The idea that social media appears to be the preferred platform for receiving news and information for millions of people still seems a bit unreal to me. I have accepted it. However, I remember a time when there was no Internet. No Email. No Facebook. No Twitter. No Instagram.
I’ll never forget the day a fellow journalism student I was working with at TSU-TV (Troy State University Television) back in the mid-90s first told me about email. My first question was, “Do I have to pay for each message I send?” I couldn’t believe it when he replied that email was free. Then one day, while living in my off-campus apartment, my husband came in the door (yes, I got married as a young college student) and said I wouldn’t believe how he was able to see all these things on the computer by using the Internet. Our kids now think we are ancient since we lived in a time before the Internet, smart devices and social media.
Fast forward to 2020 and small businesses and corporations alike rely heavily on the Internet and social media to function on a daily basis. Without them, I question whether they would be as profitable and influential. Businesses today depend on the many social media platforms to relay information, maintain relationships and communicate with their customers. Social media managers handle those pages for the most part. But many times, other members of the organization often speak their opinions on social media and from my experience that is not always a good thing.
Facebook has the option to include your place of employment. As the person who handles her company’s social media pages, I have seen our employees list our company. I personally have decided against sharing their information. But some people do like to post where they work and I do not discourage it. However, I’ve encountered problems because of it.
One employee got into cyberfight with a Facebook user. The guy knew where our employee worked. But even if he had not known, our employee had “invited” the person to come to our business so they could “handle” the problem. In other words, he invited him to fight on company property. This person, who could have been considered an opinion leader at our company since he dealt with customers on a daily basis, had previously made posts that did not align with our company’s mission and I was contacted by a lawyer so that our company could be made aware of the situation. He contacted me since the employee had listed our business name on his Facebook page. Soon after these embarrassing situations happened, that employee was let go.
I have also worked for company leaders who did not understand the importance of social media and its influence on customers. The leader did not understand there is no distinction made between a personal or professional social media account. The leader’s tweets and retweets were often politically charged and had nothing to do with our company. The leader believed since it was a personal feed that there were no topics that were off limits.

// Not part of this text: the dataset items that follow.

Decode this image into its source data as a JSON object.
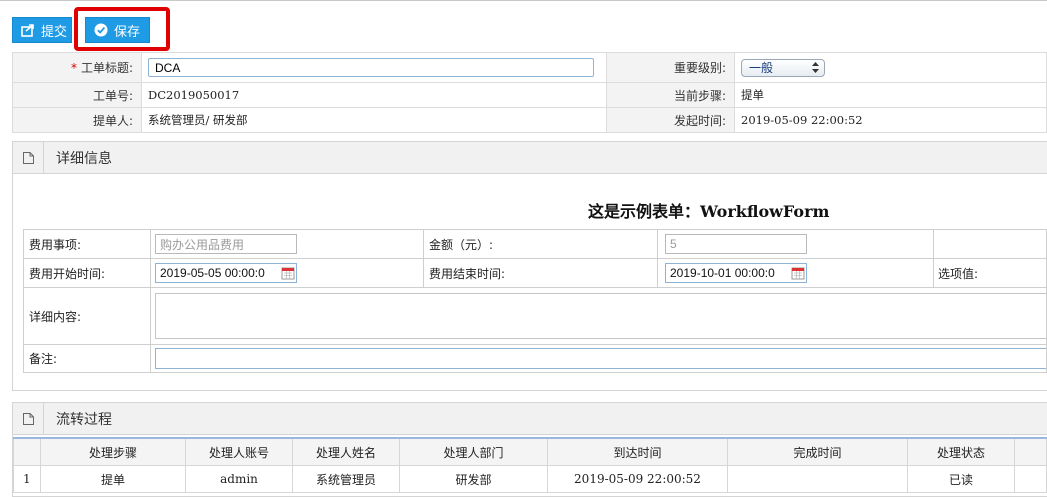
{
  "toolbar": {
    "submit_label": "提交",
    "save_label": "保存"
  },
  "header": {
    "title_label": "工单标题:",
    "title_value": "DCA",
    "level_label": "重要级别:",
    "level_value": "一般",
    "no_label": "工单号:",
    "no_value": "DC2019050017",
    "step_label": "当前步骤:",
    "step_value": "提单",
    "submitter_label": "提单人:",
    "submitter_value": "系统管理员/ 研发部",
    "start_label": "发起时间:",
    "start_value": "2019-05-09 22:00:52"
  },
  "detail": {
    "panel_title": "详细信息",
    "form_title": "这是示例表单：WorkflowForm",
    "item_label": "费用事项:",
    "item_placeholder": "购办公用品费用",
    "amount_label": "金额（元）:",
    "amount_value": "5",
    "begin_label": "费用开始时间:",
    "begin_value": "2019-05-05 00:00:0",
    "end_label": "费用结束时间:",
    "end_value": "2019-10-01 00:00:0",
    "option_label": "选项值:",
    "content_label": "详细内容:",
    "remark_label": "备注:"
  },
  "flow": {
    "panel_title": "流转过程",
    "columns": [
      "处理步骤",
      "处理人账号",
      "处理人姓名",
      "处理人部门",
      "到达时间",
      "完成时间",
      "处理状态"
    ],
    "rows": [
      {
        "no": "1",
        "step": "提单",
        "account": "admin",
        "name": "系统管理员",
        "dept": "研发部",
        "arrive": "2019-05-09 22:00:52",
        "finish": "",
        "status": "已读"
      }
    ]
  }
}
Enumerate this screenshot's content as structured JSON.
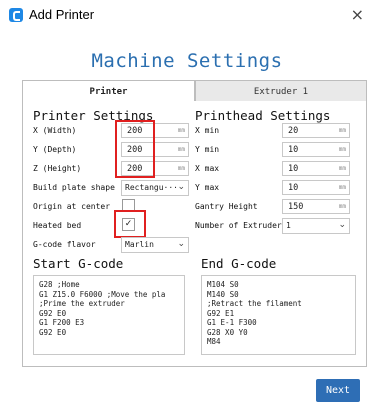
{
  "window": {
    "title": "Add Printer",
    "close_symbol": "×",
    "icon": "cura-logo-icon"
  },
  "heading": "Machine Settings",
  "tabs": [
    {
      "label": "Printer"
    },
    {
      "label": "Extruder 1"
    }
  ],
  "printer_settings": {
    "title": "Printer Settings",
    "width": {
      "label": "X (Width)",
      "value": "200",
      "unit": "mm"
    },
    "depth": {
      "label": "Y (Depth)",
      "value": "200",
      "unit": "mm"
    },
    "height": {
      "label": "Z (Height)",
      "value": "200",
      "unit": "mm"
    },
    "build_plate": {
      "label": "Build plate shape",
      "value": "Rectangu···"
    },
    "origin_center": {
      "label": "Origin at center",
      "checked": false
    },
    "heated_bed": {
      "label": "Heated bed",
      "checked": true,
      "mark": "✓"
    },
    "gcode_flavor": {
      "label": "G-code flavor",
      "value": "Marlin"
    }
  },
  "printhead_settings": {
    "title": "Printhead Settings",
    "x_min": {
      "label": "X min",
      "value": "20",
      "unit": "mm"
    },
    "y_min": {
      "label": "Y min",
      "value": "10",
      "unit": "mm"
    },
    "x_max": {
      "label": "X max",
      "value": "10",
      "unit": "mm"
    },
    "y_max": {
      "label": "Y max",
      "value": "10",
      "unit": "mm"
    },
    "gantry_height": {
      "label": "Gantry Height",
      "value": "150",
      "unit": "mm"
    },
    "num_extruders": {
      "label": "Number of Extruders",
      "value": "1"
    }
  },
  "start_gcode": {
    "title": "Start G-code",
    "text": "G28 ;Home\nG1 Z15.0 F6000 ;Move the pla\n;Prime the extruder\nG92 E0\nG1 F200 E3\nG92 E0"
  },
  "end_gcode": {
    "title": "End G-code",
    "text": "M104 S0\nM140 S0\n;Retract the filament\nG92 E1\nG1 E-1 F300\nG28 X0 Y0\nM84"
  },
  "next_label": "Next",
  "colors": {
    "accent": "#2e6eb5",
    "heading": "#2b6fb0",
    "highlight": "#e02020"
  }
}
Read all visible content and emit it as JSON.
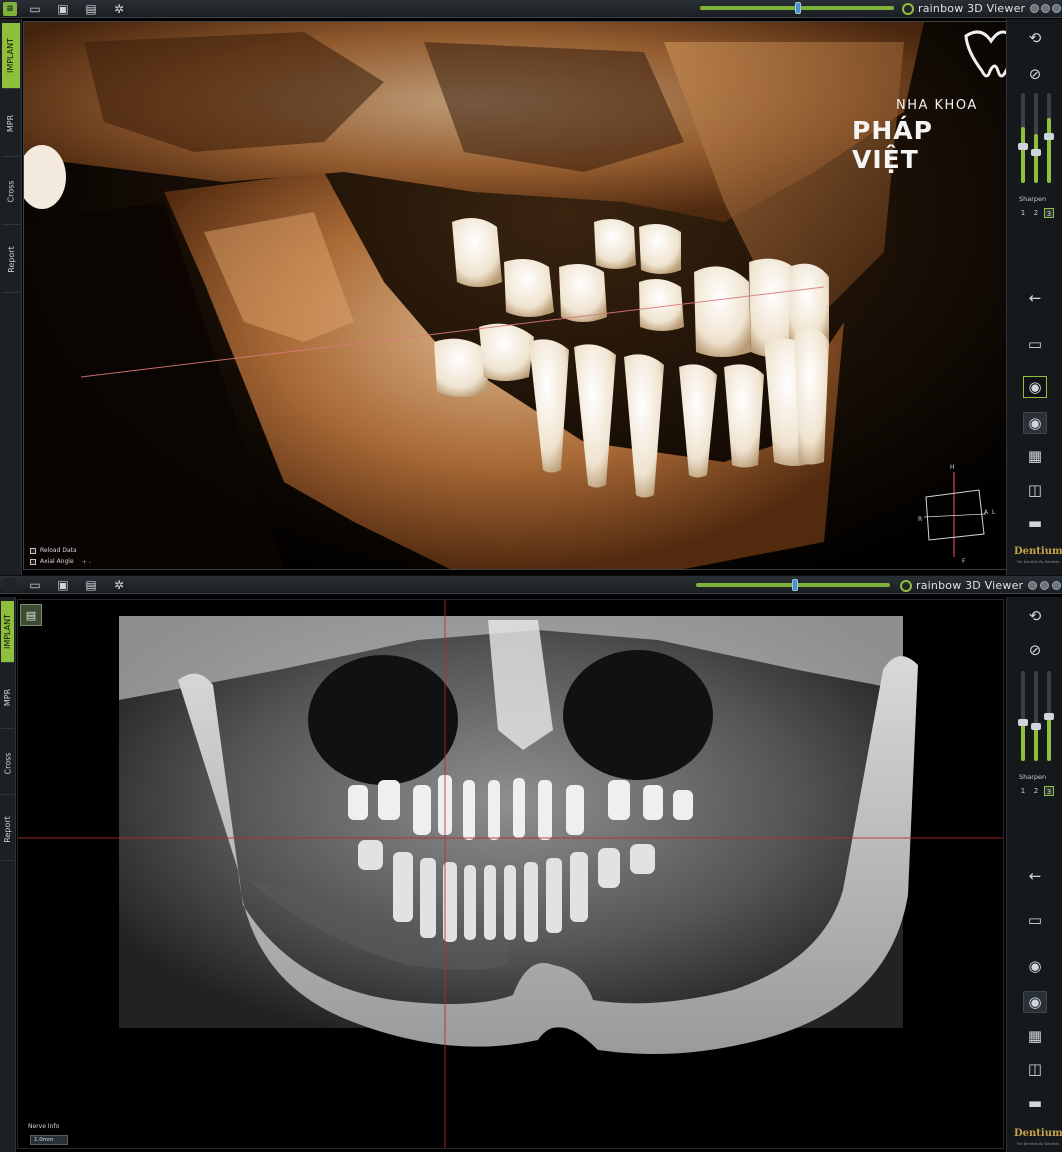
{
  "app": {
    "brand_name": "rainbow 3D Viewer",
    "accent_color": "#8fbf3d",
    "slider_color": "#7fb23a",
    "toolbar_icons": [
      "folder-open-icon",
      "open-archive-icon",
      "save-icon",
      "settings-gear-icon"
    ],
    "window_controls": [
      "minimize-icon",
      "restore-icon",
      "close-icon"
    ]
  },
  "tabs": [
    {
      "label": "IMPLANT",
      "active": true
    },
    {
      "label": "MPR",
      "active": false
    },
    {
      "label": "Cross",
      "active": false
    },
    {
      "label": "Report",
      "active": false
    }
  ],
  "top_view": {
    "mode": "3D volume render",
    "options": [
      {
        "label": "Reload Data",
        "checked": false
      },
      {
        "label": "Axial Angle",
        "checked": false
      }
    ],
    "plus_minus": "+ -",
    "orientation": {
      "top": "H",
      "bottom": "F",
      "left": "R",
      "right": "L",
      "front": "A"
    },
    "watermark": {
      "line1": "NHA KHOA",
      "line2": "PHÁP VIỆT"
    }
  },
  "bottom_view": {
    "mode": "Panoramic",
    "nerve_label": "Nerve Info",
    "nerve_value": "1.0mm"
  },
  "right_toolbar": {
    "sharpen_label": "Sharpen",
    "sharpen_options": [
      "1",
      "2",
      "3"
    ],
    "sharpen_selected": "3",
    "brand": "Dentium",
    "brand_sub": "For Dentists By Dentists",
    "top_icons": [
      "reset-rotation-icon",
      "reset-view-icon"
    ],
    "tool_icons": [
      "back-arrow-icon",
      "ruler-icon",
      "camera-capture-icon",
      "camera-icon",
      "print-layout-icon",
      "crop-icon",
      "more-icon"
    ]
  },
  "sliders": {
    "window_level": 0.68,
    "brightness": [
      0.62,
      0.55,
      0.72
    ]
  }
}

In the article, “How Leaders Can Use Social Media to Communicate More Effectively” by Brian Honigman, he explained that although almost 90% of executives use social media, many of them do not use it in a way that ties back to the company’s objectives. This is of obvious concern to social media managers like myself. On one hand, can you tell a company CEO to stop posting about things they are passionate about but have nothing to do with their company? Or do you just let it slide and hope that a crisis does not develop as a result of it. I think you can reach a compromise by pointing out individual posts and explaining on a case-by-case basis why that particular post may not be best for the company. I think the message may be well received if handled that way.

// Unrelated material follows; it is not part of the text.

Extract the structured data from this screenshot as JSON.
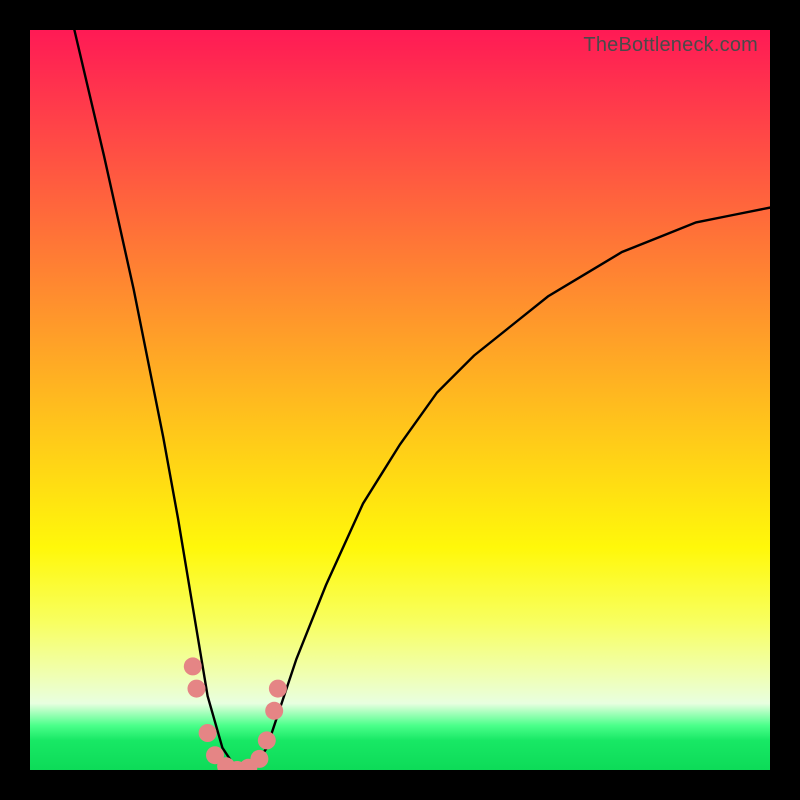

We as marketing and social media managers have to be one step ahead and ready to handle whatever is thrown our way. Customer reviews, whether good or bad, have to be handled with speed and compassion. Word travels fast and you have to be in tune to what is being said about your company. Word-of-mouth marketing, as described in “Understanding word-of-mouth in the digital age” is spot on when it states that this is a “natural phenomenon that occurs and is as old as human communication and trade”.
If a customer has one bad experience because of a purchase or something they read online about the company or by an opinion leader, it can be detrimental to the company’s reputation. And if that bad experience makes it online in the form of a review or testimonial, it could live forever on the Internet.

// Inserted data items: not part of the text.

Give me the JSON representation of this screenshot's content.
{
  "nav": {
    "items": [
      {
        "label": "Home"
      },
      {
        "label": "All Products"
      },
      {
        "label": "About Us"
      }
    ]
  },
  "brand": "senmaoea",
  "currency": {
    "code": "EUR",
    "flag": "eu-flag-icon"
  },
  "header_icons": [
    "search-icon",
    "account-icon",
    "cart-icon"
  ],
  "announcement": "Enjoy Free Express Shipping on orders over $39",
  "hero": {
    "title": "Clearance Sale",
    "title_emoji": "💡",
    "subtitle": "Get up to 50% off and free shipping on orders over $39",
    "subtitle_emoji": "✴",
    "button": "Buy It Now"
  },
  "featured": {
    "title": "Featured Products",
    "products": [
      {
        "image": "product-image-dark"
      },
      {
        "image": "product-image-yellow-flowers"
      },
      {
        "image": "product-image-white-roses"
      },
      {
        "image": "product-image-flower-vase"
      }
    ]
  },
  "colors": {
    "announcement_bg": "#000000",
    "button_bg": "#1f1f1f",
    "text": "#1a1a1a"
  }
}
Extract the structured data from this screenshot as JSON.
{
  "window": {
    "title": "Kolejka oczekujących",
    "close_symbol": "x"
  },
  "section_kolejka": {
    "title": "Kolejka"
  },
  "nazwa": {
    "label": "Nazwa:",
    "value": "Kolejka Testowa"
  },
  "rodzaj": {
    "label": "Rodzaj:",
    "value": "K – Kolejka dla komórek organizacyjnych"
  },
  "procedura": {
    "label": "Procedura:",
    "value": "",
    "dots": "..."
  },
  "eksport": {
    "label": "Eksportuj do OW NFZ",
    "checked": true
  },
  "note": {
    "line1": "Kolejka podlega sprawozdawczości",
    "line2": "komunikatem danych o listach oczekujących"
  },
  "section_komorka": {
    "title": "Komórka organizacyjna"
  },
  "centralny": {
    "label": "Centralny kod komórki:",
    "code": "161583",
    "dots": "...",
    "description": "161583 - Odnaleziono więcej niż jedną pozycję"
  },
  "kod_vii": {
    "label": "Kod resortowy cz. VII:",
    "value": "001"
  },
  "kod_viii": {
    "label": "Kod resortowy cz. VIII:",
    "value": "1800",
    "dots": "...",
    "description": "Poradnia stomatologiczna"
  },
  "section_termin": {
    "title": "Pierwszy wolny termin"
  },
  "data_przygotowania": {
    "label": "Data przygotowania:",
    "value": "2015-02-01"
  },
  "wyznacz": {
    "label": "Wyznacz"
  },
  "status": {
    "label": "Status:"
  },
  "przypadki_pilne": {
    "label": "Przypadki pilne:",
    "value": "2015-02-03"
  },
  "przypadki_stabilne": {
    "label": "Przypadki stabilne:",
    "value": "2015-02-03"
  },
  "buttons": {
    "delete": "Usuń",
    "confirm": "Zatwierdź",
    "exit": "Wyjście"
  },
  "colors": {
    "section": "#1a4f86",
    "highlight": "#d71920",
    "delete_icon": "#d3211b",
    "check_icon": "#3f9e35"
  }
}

When I am looking to make a significant purchase or even learn someone’s opinion on a particular subject, I always go online. I check the reviews. I read comments on stories. But depending on what I search, I may or may not get what someone else might receive. Eli Pariser’s TED Talk on called “Beware online ‘filter bubbles’” explained it perfectly. Although this talk was done in 2011, it is still relevant today.
Pariser demonstrated how two friends received very different results when they typed in a term in the search bar of Google. We are living in a time when companies like Google and Facebook want to give us more personalized searches. While I can appreciate their efforts, it doesn’t come without issues.
I have had problems in the past explaining to some people within our company why they may not see our business show up as the first result when they search for us. Explaining that there are many factors that determine what you see doesn’t go over well. Sometimes they look at me as if they do not believe me or I’m just making up an excuse.
On the surface, getting personalized results might sound like a good thing. But it may not be giving us the different points of view that we might need. I prefer to know what people are seeing when they type in my business name so that I can address or even prevent any problems. Algorithms controlling what we see might seem like a more efficient way to handle it. But I sometimes think it hurts more than it helps. But with the ever changing digital age that we live in, I have a feeling that more changes are on the horizon.